TJ looks far ahead and sees no real resolution and cannot trust NYS, and she shouldn't. When they were younger he never understood her fully. After dating for years, the time she says I no longer love you, he believed it, and believed that she had wanted money all the time and began to 'hate' her. The stabs and jabs he gave when he did not know of her past are wounds that make it hard to trust no matter how much she may want to. His ambivalence and staid personality does not inspire confidence.
And she knows if he is helping her he will be going against his powerful father, a position she does not want to put him in. If I was her I'd go to Mark too because he is an 'outsider' who impartial enough to give the tough advice she may need. He is like a therapist, she can tell him everything objectively to get to a solution, talking to NYS will never be objective because her emotions will be involved all the time. He also is someone who can be in her corner no strings, someone with some power. Her one focus is her child and she knows the type of person NYS father is, a manipulative, evil person. She knows that the moment she allows the old man into their lives PP is no longer hers, fullstop. Fear does not equal pride.
Yes she feels guilt, and wishes NYS could have been a father to her child, but when does guilt mean you need to bend over backwards to give up your child? At what time during her baby's life should she have said 'ok you are one now, or two or three, now I can go give you up, let me contact your father,' because that is what she would have been doing, giving him away. She has been saving for years, and life has happened, nobody ever thinks it's going to take me more than x years to save for this surgery. Her daily life she has had hope, "there is light at the end of the tunnel, I will have enough money soon for the surgery, and my son is well enough to go on." She has never said she does not want NYS in their lives, or have custody, she said she "cannot" see how it can be possible. Her wants she has never considered because that is a luxury she cannot afford. It is like killing her father all over again. You may not agree with it but this is her stance, nothing to do with pride. And she has not done anything regarding custody other than study what is ahead because she knows NDY is coming for her with a knife aimed at her throat, I salute her for getting ready so she will know what her options are when the time comes.

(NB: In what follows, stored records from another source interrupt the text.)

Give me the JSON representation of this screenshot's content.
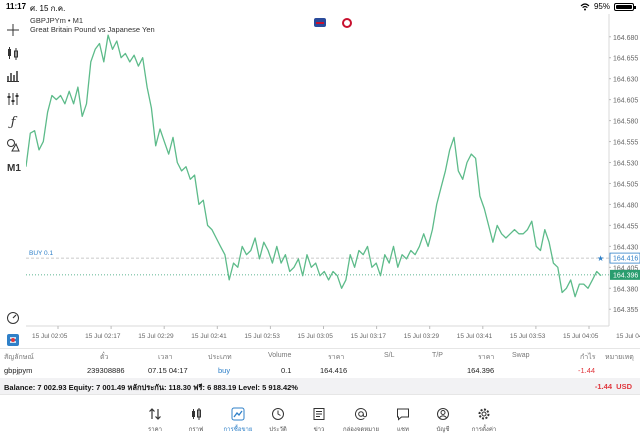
{
  "status": {
    "time": "11:17",
    "date": "ศ. 15 ก.ค.",
    "battery": "95%"
  },
  "toolbar": {
    "items": [
      {
        "name": "crosshair-icon",
        "glyph": "✛"
      },
      {
        "name": "candlestick-icon",
        "glyph": ""
      },
      {
        "name": "bars-icon",
        "glyph": ""
      },
      {
        "name": "indicators-icon",
        "glyph": ""
      },
      {
        "name": "function-icon",
        "glyph": "ƒ"
      },
      {
        "name": "objects-icon",
        "glyph": ""
      }
    ],
    "timeframe": "M1"
  },
  "chart": {
    "symbol_line": "GBPJPYm • M1",
    "description": "Great Britain Pound vs Japanese Yen",
    "buy_label": "BUY 0.1",
    "buy_price": "164.416",
    "current_price": "164.396",
    "line_color": "#5dbb8a",
    "price_tag_color": "#2a9d6f",
    "buy_tag_color": "#2f80c8"
  },
  "chart_data": {
    "type": "line",
    "ylim": [
      164.335,
      164.7
    ],
    "y_ticks": [
      "164.680",
      "164.655",
      "164.630",
      "164.605",
      "164.580",
      "164.555",
      "164.530",
      "164.505",
      "164.480",
      "164.455",
      "164.430",
      "164.405",
      "164.380",
      "164.355"
    ],
    "x_ticks": [
      "15 Jul 02:05",
      "15 Jul 02:17",
      "15 Jul 02:29",
      "15 Jul 02:41",
      "15 Jul 02:53",
      "15 Jul 03:05",
      "15 Jul 03:17",
      "15 Jul 03:29",
      "15 Jul 03:41",
      "15 Jul 03:53",
      "15 Jul 04:05",
      "15 Jul 04:17"
    ],
    "series": [
      {
        "values": [
          164.525,
          164.565,
          164.568,
          164.545,
          164.555,
          164.59,
          164.61,
          164.605,
          164.61,
          164.6,
          164.615,
          164.6,
          164.62,
          164.585,
          164.6,
          164.65,
          164.665,
          164.672,
          164.65,
          164.682,
          164.665,
          164.675,
          164.655,
          164.66,
          164.65,
          164.658,
          164.645,
          164.655,
          164.62,
          164.595,
          164.55,
          164.57,
          164.555,
          164.54,
          164.56,
          164.53,
          164.52,
          164.525,
          164.51,
          164.515,
          164.48,
          164.485,
          164.455,
          164.45,
          164.44,
          164.43,
          164.42,
          164.39,
          164.41,
          164.405,
          164.43,
          164.42,
          164.425,
          164.44,
          164.415,
          164.435,
          164.425,
          164.41,
          164.43,
          164.41,
          164.42,
          164.4,
          164.405,
          164.415,
          164.395,
          164.42,
          164.405,
          164.41,
          164.395,
          164.4,
          164.39,
          164.4,
          164.395,
          164.38,
          164.39,
          164.42,
          164.405,
          164.425,
          164.42,
          164.43,
          164.405,
          164.41,
          164.395,
          164.42,
          164.41,
          164.43,
          164.405,
          164.42,
          164.415,
          164.425,
          164.42,
          164.43,
          164.445,
          164.43,
          164.45,
          164.48,
          164.5,
          164.52,
          164.545,
          164.56,
          164.52,
          164.51,
          164.53,
          164.54,
          164.535,
          164.49,
          164.475,
          164.455,
          164.435,
          164.455,
          164.445,
          164.44,
          164.445,
          164.45,
          164.445,
          164.445,
          164.45,
          164.46,
          164.43,
          164.425,
          164.45,
          164.435,
          164.41,
          164.405,
          164.375,
          164.38,
          164.39,
          164.37,
          164.385,
          164.385,
          164.38,
          164.39,
          164.4,
          164.395
        ]
      }
    ]
  },
  "table": {
    "headers": [
      "สัญลักษณ์",
      "ตั๋ว",
      "เวลา",
      "ประเภท",
      "Volume",
      "ราคา",
      "S/L",
      "T/P",
      "ราคา",
      "Swap",
      "กำไร",
      "หมายเหตุ"
    ],
    "row": {
      "symbol": "gbpjpym",
      "ticket": "239308886",
      "time": "07.15 04:17",
      "type": "buy",
      "volume": "0.1",
      "open_price": "164.416",
      "current_price": "164.396",
      "profit": "-1.44"
    }
  },
  "balance": {
    "text": "Balance: 7 002.93 Equity: 7 001.49 หลักประกัน: 118.30 ฟรี: 6 883.19 Level: 5 918.42%",
    "profit": "-1.44",
    "currency": "USD"
  },
  "nav": [
    {
      "label": "ราคา",
      "icon": "arrows-updown-icon"
    },
    {
      "label": "กราฟ",
      "icon": "candles-icon"
    },
    {
      "label": "การซื้อขาย",
      "icon": "trade-chart-icon",
      "active": true
    },
    {
      "label": "ประวัติ",
      "icon": "history-icon"
    },
    {
      "label": "ข่าว",
      "icon": "news-icon"
    },
    {
      "label": "กล่องจดหมาย",
      "icon": "mail-at-icon"
    },
    {
      "label": "แชท",
      "icon": "chat-icon"
    },
    {
      "label": "บัญชี",
      "icon": "account-icon"
    },
    {
      "label": "การตั้งค่า",
      "icon": "settings-icon"
    }
  ]
}
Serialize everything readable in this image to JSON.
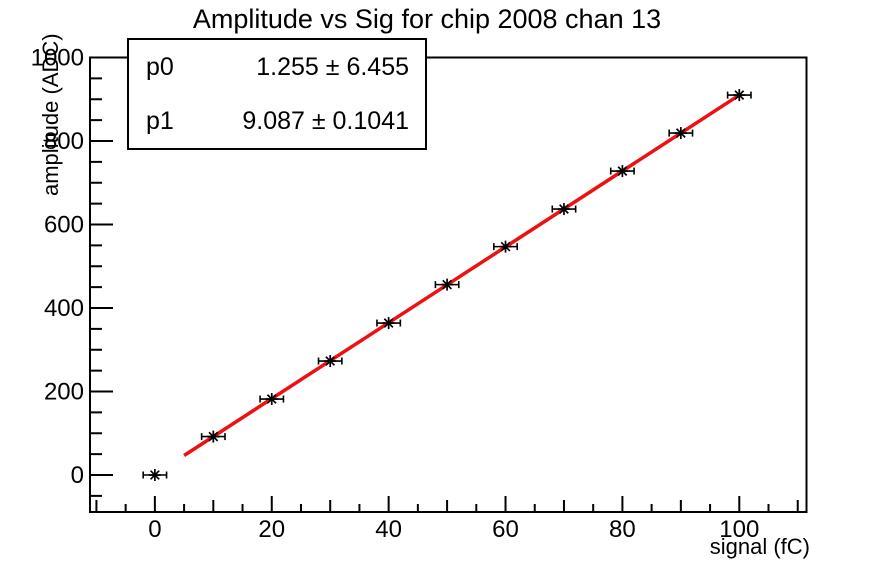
{
  "title": "Amplitude vs Sig for chip 2008 chan 13",
  "stats_box": {
    "rows": [
      {
        "label": "p0",
        "value": "1.255 ± 6.455"
      },
      {
        "label": "p1",
        "value": "9.087 ± 0.1041"
      }
    ]
  },
  "x_axis_title": "signal (fC)",
  "y_axis_title": "amplitude (ADC)",
  "colors": {
    "fit_line": "#ee1111",
    "marker": "#000000",
    "axis": "#000000",
    "background": "#ffffff"
  },
  "chart_data": {
    "type": "scatter",
    "title": "Amplitude vs Sig for chip 2008 chan 13",
    "xlabel": "signal (fC)",
    "ylabel": "amplitude (ADC)",
    "x": [
      0,
      10,
      20,
      30,
      40,
      50,
      60,
      70,
      80,
      90,
      100
    ],
    "y": [
      0,
      92,
      182,
      273,
      364,
      456,
      547,
      637,
      728,
      819,
      910
    ],
    "xerr": 2,
    "marker": "asterisk",
    "fit": {
      "type": "linear",
      "p0": 1.255,
      "p0_err": 6.455,
      "p1": 9.087,
      "p1_err": 0.1041,
      "range": [
        5,
        100
      ],
      "color": "#ee1111"
    },
    "xlim": [
      -11.1,
      111.5
    ],
    "ylim": [
      -88.6,
      1000
    ],
    "x_major_ticks": [
      0,
      20,
      40,
      60,
      80,
      100
    ],
    "x_medium_step": 10,
    "x_minor_step": 5,
    "y_major_ticks": [
      0,
      200,
      400,
      600,
      800,
      1000
    ],
    "y_minor_step": 50,
    "grid": false,
    "legend": "none"
  }
}
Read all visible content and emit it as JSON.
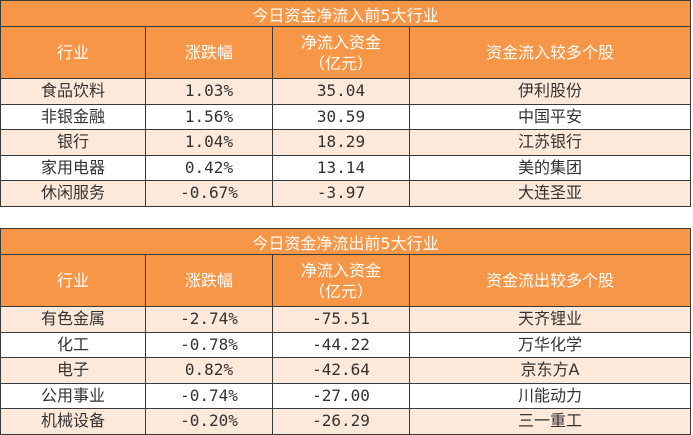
{
  "inflow": {
    "title": "今日资金净流入前5大行业",
    "headers": [
      "行业",
      "涨跌幅",
      "净流入资金\n（亿元）",
      "资金流入较多个股"
    ],
    "rows": [
      [
        "食品饮料",
        "1.03%",
        "35.04",
        "伊利股份"
      ],
      [
        "非银金融",
        "1.56%",
        "30.59",
        "中国平安"
      ],
      [
        "银行",
        "1.04%",
        "18.29",
        "江苏银行"
      ],
      [
        "家用电器",
        "0.42%",
        "13.14",
        "美的集团"
      ],
      [
        "休闲服务",
        "-0.67%",
        "-3.97",
        "大连圣亚"
      ]
    ]
  },
  "outflow": {
    "title": "今日资金净流出前5大行业",
    "headers": [
      "行业",
      "涨跌幅",
      "净流入资金\n（亿元）",
      "资金流出较多个股"
    ],
    "rows": [
      [
        "有色金属",
        "-2.74%",
        "-75.51",
        "天齐锂业"
      ],
      [
        "化工",
        "-0.78%",
        "-44.22",
        "万华化学"
      ],
      [
        "电子",
        "0.82%",
        "-42.64",
        "京东方A"
      ],
      [
        "公用事业",
        "-0.74%",
        "-27.00",
        "川能动力"
      ],
      [
        "机械设备",
        "-0.20%",
        "-26.29",
        "三一重工"
      ]
    ]
  },
  "colors": {
    "header": "#F79646",
    "band": "#FDE9D9"
  }
}
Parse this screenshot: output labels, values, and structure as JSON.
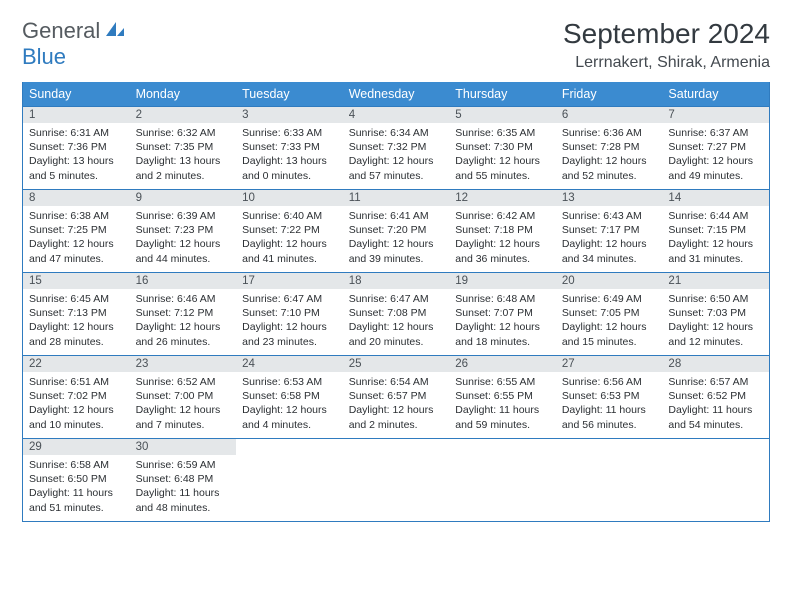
{
  "logo": {
    "word1": "General",
    "word2": "Blue"
  },
  "title": "September 2024",
  "location": "Lerrnakert, Shirak, Armenia",
  "colors": {
    "header_bg": "#3b8bd0",
    "border": "#2f7bbf",
    "daynum_bg": "#e4e7e9",
    "text_dark": "#2b2f33",
    "text_muted": "#4a5157",
    "logo_gray": "#555b60",
    "logo_blue": "#2f7bbf",
    "page_bg": "#ffffff"
  },
  "weekdays": [
    "Sunday",
    "Monday",
    "Tuesday",
    "Wednesday",
    "Thursday",
    "Friday",
    "Saturday"
  ],
  "weeks": [
    [
      {
        "n": "1",
        "sunrise": "Sunrise: 6:31 AM",
        "sunset": "Sunset: 7:36 PM",
        "daylight": "Daylight: 13 hours and 5 minutes."
      },
      {
        "n": "2",
        "sunrise": "Sunrise: 6:32 AM",
        "sunset": "Sunset: 7:35 PM",
        "daylight": "Daylight: 13 hours and 2 minutes."
      },
      {
        "n": "3",
        "sunrise": "Sunrise: 6:33 AM",
        "sunset": "Sunset: 7:33 PM",
        "daylight": "Daylight: 13 hours and 0 minutes."
      },
      {
        "n": "4",
        "sunrise": "Sunrise: 6:34 AM",
        "sunset": "Sunset: 7:32 PM",
        "daylight": "Daylight: 12 hours and 57 minutes."
      },
      {
        "n": "5",
        "sunrise": "Sunrise: 6:35 AM",
        "sunset": "Sunset: 7:30 PM",
        "daylight": "Daylight: 12 hours and 55 minutes."
      },
      {
        "n": "6",
        "sunrise": "Sunrise: 6:36 AM",
        "sunset": "Sunset: 7:28 PM",
        "daylight": "Daylight: 12 hours and 52 minutes."
      },
      {
        "n": "7",
        "sunrise": "Sunrise: 6:37 AM",
        "sunset": "Sunset: 7:27 PM",
        "daylight": "Daylight: 12 hours and 49 minutes."
      }
    ],
    [
      {
        "n": "8",
        "sunrise": "Sunrise: 6:38 AM",
        "sunset": "Sunset: 7:25 PM",
        "daylight": "Daylight: 12 hours and 47 minutes."
      },
      {
        "n": "9",
        "sunrise": "Sunrise: 6:39 AM",
        "sunset": "Sunset: 7:23 PM",
        "daylight": "Daylight: 12 hours and 44 minutes."
      },
      {
        "n": "10",
        "sunrise": "Sunrise: 6:40 AM",
        "sunset": "Sunset: 7:22 PM",
        "daylight": "Daylight: 12 hours and 41 minutes."
      },
      {
        "n": "11",
        "sunrise": "Sunrise: 6:41 AM",
        "sunset": "Sunset: 7:20 PM",
        "daylight": "Daylight: 12 hours and 39 minutes."
      },
      {
        "n": "12",
        "sunrise": "Sunrise: 6:42 AM",
        "sunset": "Sunset: 7:18 PM",
        "daylight": "Daylight: 12 hours and 36 minutes."
      },
      {
        "n": "13",
        "sunrise": "Sunrise: 6:43 AM",
        "sunset": "Sunset: 7:17 PM",
        "daylight": "Daylight: 12 hours and 34 minutes."
      },
      {
        "n": "14",
        "sunrise": "Sunrise: 6:44 AM",
        "sunset": "Sunset: 7:15 PM",
        "daylight": "Daylight: 12 hours and 31 minutes."
      }
    ],
    [
      {
        "n": "15",
        "sunrise": "Sunrise: 6:45 AM",
        "sunset": "Sunset: 7:13 PM",
        "daylight": "Daylight: 12 hours and 28 minutes."
      },
      {
        "n": "16",
        "sunrise": "Sunrise: 6:46 AM",
        "sunset": "Sunset: 7:12 PM",
        "daylight": "Daylight: 12 hours and 26 minutes."
      },
      {
        "n": "17",
        "sunrise": "Sunrise: 6:47 AM",
        "sunset": "Sunset: 7:10 PM",
        "daylight": "Daylight: 12 hours and 23 minutes."
      },
      {
        "n": "18",
        "sunrise": "Sunrise: 6:47 AM",
        "sunset": "Sunset: 7:08 PM",
        "daylight": "Daylight: 12 hours and 20 minutes."
      },
      {
        "n": "19",
        "sunrise": "Sunrise: 6:48 AM",
        "sunset": "Sunset: 7:07 PM",
        "daylight": "Daylight: 12 hours and 18 minutes."
      },
      {
        "n": "20",
        "sunrise": "Sunrise: 6:49 AM",
        "sunset": "Sunset: 7:05 PM",
        "daylight": "Daylight: 12 hours and 15 minutes."
      },
      {
        "n": "21",
        "sunrise": "Sunrise: 6:50 AM",
        "sunset": "Sunset: 7:03 PM",
        "daylight": "Daylight: 12 hours and 12 minutes."
      }
    ],
    [
      {
        "n": "22",
        "sunrise": "Sunrise: 6:51 AM",
        "sunset": "Sunset: 7:02 PM",
        "daylight": "Daylight: 12 hours and 10 minutes."
      },
      {
        "n": "23",
        "sunrise": "Sunrise: 6:52 AM",
        "sunset": "Sunset: 7:00 PM",
        "daylight": "Daylight: 12 hours and 7 minutes."
      },
      {
        "n": "24",
        "sunrise": "Sunrise: 6:53 AM",
        "sunset": "Sunset: 6:58 PM",
        "daylight": "Daylight: 12 hours and 4 minutes."
      },
      {
        "n": "25",
        "sunrise": "Sunrise: 6:54 AM",
        "sunset": "Sunset: 6:57 PM",
        "daylight": "Daylight: 12 hours and 2 minutes."
      },
      {
        "n": "26",
        "sunrise": "Sunrise: 6:55 AM",
        "sunset": "Sunset: 6:55 PM",
        "daylight": "Daylight: 11 hours and 59 minutes."
      },
      {
        "n": "27",
        "sunrise": "Sunrise: 6:56 AM",
        "sunset": "Sunset: 6:53 PM",
        "daylight": "Daylight: 11 hours and 56 minutes."
      },
      {
        "n": "28",
        "sunrise": "Sunrise: 6:57 AM",
        "sunset": "Sunset: 6:52 PM",
        "daylight": "Daylight: 11 hours and 54 minutes."
      }
    ],
    [
      {
        "n": "29",
        "sunrise": "Sunrise: 6:58 AM",
        "sunset": "Sunset: 6:50 PM",
        "daylight": "Daylight: 11 hours and 51 minutes."
      },
      {
        "n": "30",
        "sunrise": "Sunrise: 6:59 AM",
        "sunset": "Sunset: 6:48 PM",
        "daylight": "Daylight: 11 hours and 48 minutes."
      },
      null,
      null,
      null,
      null,
      null
    ]
  ]
}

Even NYS said that he realised he never really knew her thoughts, just assumed, so he has come to the realisation that she hasn't opened up to him as yet and he is ok with that because he knows that trust is not earned on dime. His focus is finding out the truth and PP's surgery. He hopes the relationship between them can be repaired, but he is also doing everything alone not consulting her, she knows not of his real plans, he does not know of hers, their joint focus which they both agree at the moment is PP.
The Nie family knew nothing of PP until a week ago. Had they been a poor family, it would matter not if she hurried to tell him. But because they are rich and we are sad for PP we want his life to suddenly be 'better'. Why is it 'better' to have NDY and NYS in his life now? They are strangers to him, let them get to know him slowly including his mother who loves him more than anything.